Providing Input

The first thing we often see is input.send with some data. This moves the supplied data from the current scope into a queue shared with the input dataflow operator. As this queue starts to fill, perhaps due to you calling send a lot, it moves the data along to its intended recipients. This probably means input queues of other operators, but it may mean serialization and network transmission.

You can call send as much as you like, and the InputHandle implementation will keep moving the data along. The worst that is going to happen is depositing data in shared queues and perhaps some serialization; the call to send will not block, and it should not capture your thread of execution to do any particularly expensive work.

However, since we are writing the worker code, you may want to take a break from send every now and again and let some of the operators run (in just a moment). Part of efficient streaming computation is keeping the data moving, and building up only relatively small buffers before giving the operators a chance to run.

Controlling capabilities

The second thing we often see is input.advance_to with a time. This is an exciting moment where the input announces that it will no longer send data timestamped with anything not greater or equal to its argument. This is big news for the rest of the system, as any operator waiting on the timestamp you previously held can now get to work (or, once all the messages you sent have drained, it can get to work).

It is a logic error to call advance_to with a time that is not greater or equal to the current time, which you can read out with input.time. Timely will check this for you and panic if you screw it up. It is a bit like accessing an array out of bounds: you can check ahead of time if you are about to screw up, but you went and did it anyhow.

Finally, you might be interested to call input.close. This method consumes the input and thereby prevents you from sending any more data. This information is very exciting to the system, which can now tell dataflow operators that they won't be hearing much of anything from you any more.

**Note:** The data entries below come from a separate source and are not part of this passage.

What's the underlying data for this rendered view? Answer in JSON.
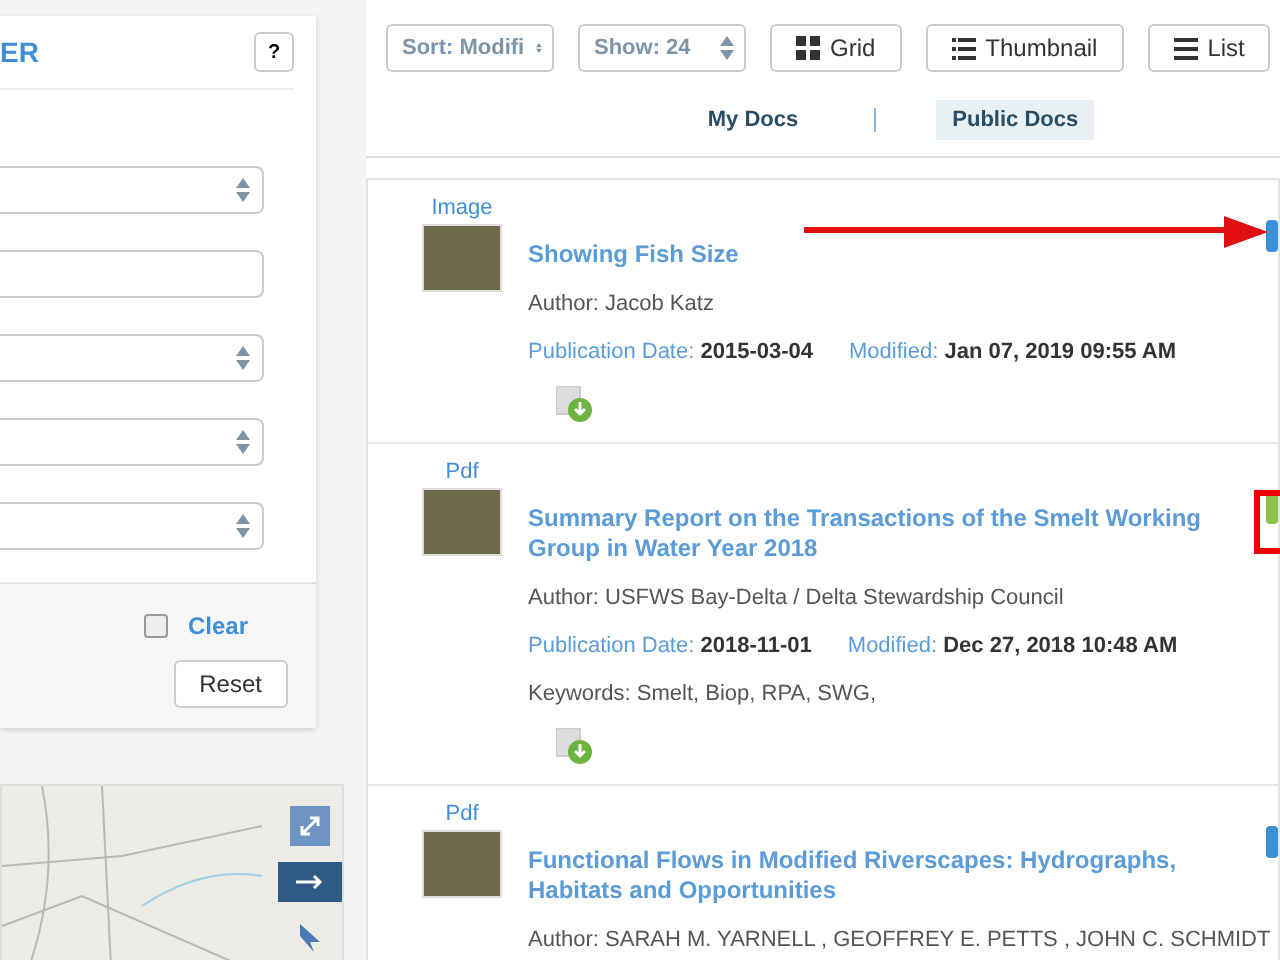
{
  "filter_panel": {
    "title": "ER",
    "help_button": "?",
    "fields": [
      {
        "kind": "select"
      },
      {
        "kind": "text"
      },
      {
        "kind": "select"
      },
      {
        "kind": "select"
      },
      {
        "kind": "select"
      }
    ],
    "clear": {
      "label": "Clear",
      "checked": false
    },
    "reset_button": "Reset"
  },
  "toolbar": {
    "sort": "Sort: Modifi",
    "show": "Show: 24",
    "views": [
      {
        "kind": "grid",
        "label": "Grid",
        "selected": false
      },
      {
        "kind": "thumbnail",
        "label": "Thumbnail",
        "selected": false
      },
      {
        "kind": "list",
        "label": "List",
        "selected": false
      }
    ]
  },
  "tabs": [
    {
      "label": "My Docs",
      "selected": false
    },
    {
      "label": "Public Docs",
      "selected": true
    }
  ],
  "results": [
    {
      "type": "Image",
      "title": "Showing Fish Size",
      "author": "Author: Jacob Katz",
      "pub_label": "Publication Date:",
      "pub_date": "2015-03-04",
      "mod_label": "Modified:",
      "modified": "Jan 07, 2019 09:55 AM",
      "color": "#3f8fd8"
    },
    {
      "type": "Pdf",
      "title": "Summary Report on the Transactions of the Smelt Working Group in Water Year 2018",
      "author": "Author: USFWS Bay-Delta / Delta Stewardship Council",
      "pub_label": "Publication Date:",
      "pub_date": "2018-11-01",
      "mod_label": "Modified:",
      "modified": "Dec 27, 2018 10:48 AM",
      "keywords": "Keywords: Smelt, Biop, RPA, SWG,",
      "color": "#8bc34a"
    },
    {
      "type": "Pdf",
      "title": "Functional Flows in Modified Riverscapes: Hydrographs, Habitats and Opportunities",
      "author": "Author: SARAH M. YARNELL , GEOFFREY E. PETTS , JOHN C. SCHMIDT",
      "color": "#3f8fd8"
    }
  ]
}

TIP: It is very important to keep moving your inputs along if you want your dataflow graph to make progress. One of the most common classes of errors is forgetting to advance an InputHandle, and then waiting and waiting and waiting for the cumulative count of records (or whatever) to come out the other end. Timely really wants you to participate and be clear about what you will and will not do in the future.

At the same time, timely's progress tracking does work proportional to the number of timestamps you introduce. If you use a new timestamp for every record, timely will flush its buffers a lot, get very angry with you, and probably fall over. To the extent that you can batch inputs, sending many with the same timestamp, the better.